Land cover is a categorical variable. I explored two options to resample this data. First using the method “nearest neighbor”, which is typically used for categorical variables, as it assigns new pixel values by selecting the nearest original pixel value without any interpolation, effectively copying the closest value to the new pixel location. However, when resampling to a lower resolution for a land cover layer, it might be more interesting using the class which most high resolution pixels have within the lower resolution. I tested both options using the code below and compared the maps visually in terms of pattern.

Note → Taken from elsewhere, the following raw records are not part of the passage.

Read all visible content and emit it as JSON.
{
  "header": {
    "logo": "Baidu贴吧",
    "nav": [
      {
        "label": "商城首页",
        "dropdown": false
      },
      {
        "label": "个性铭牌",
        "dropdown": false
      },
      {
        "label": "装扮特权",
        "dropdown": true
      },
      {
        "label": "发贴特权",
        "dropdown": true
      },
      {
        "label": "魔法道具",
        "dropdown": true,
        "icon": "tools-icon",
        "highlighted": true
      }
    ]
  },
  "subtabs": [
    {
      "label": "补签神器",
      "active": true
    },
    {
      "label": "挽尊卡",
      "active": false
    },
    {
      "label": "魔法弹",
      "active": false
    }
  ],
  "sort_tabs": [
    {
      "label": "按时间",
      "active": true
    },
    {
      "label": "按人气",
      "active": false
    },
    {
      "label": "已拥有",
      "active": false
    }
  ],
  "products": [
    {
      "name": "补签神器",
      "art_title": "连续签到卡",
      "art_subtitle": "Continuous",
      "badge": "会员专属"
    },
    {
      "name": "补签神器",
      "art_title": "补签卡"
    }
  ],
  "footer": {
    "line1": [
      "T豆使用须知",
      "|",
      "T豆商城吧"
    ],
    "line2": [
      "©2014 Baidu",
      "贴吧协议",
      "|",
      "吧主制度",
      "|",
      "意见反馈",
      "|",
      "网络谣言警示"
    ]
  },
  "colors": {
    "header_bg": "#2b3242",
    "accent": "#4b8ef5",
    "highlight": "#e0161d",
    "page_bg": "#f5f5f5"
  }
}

# resample option 1 using nearest neighbor
landcover_pt_near <- terra::resample(landcover_pt, resample_raster, method = "near")
# resample option 2 using majority
landcover_pt_majority <-
exactextractr::exact_resample(landcover_pt,
resample_raster,
'majority')
Land cover class patterns in Portugal in 2020 resampled to climate data with two different methods.
When resampling with method “near” the landcover classes are very patchy and fragmented. The layer resampled with majority has more continuous representation of classes and the logic of that resampling method is more sound, so I am using that layer for the analysis.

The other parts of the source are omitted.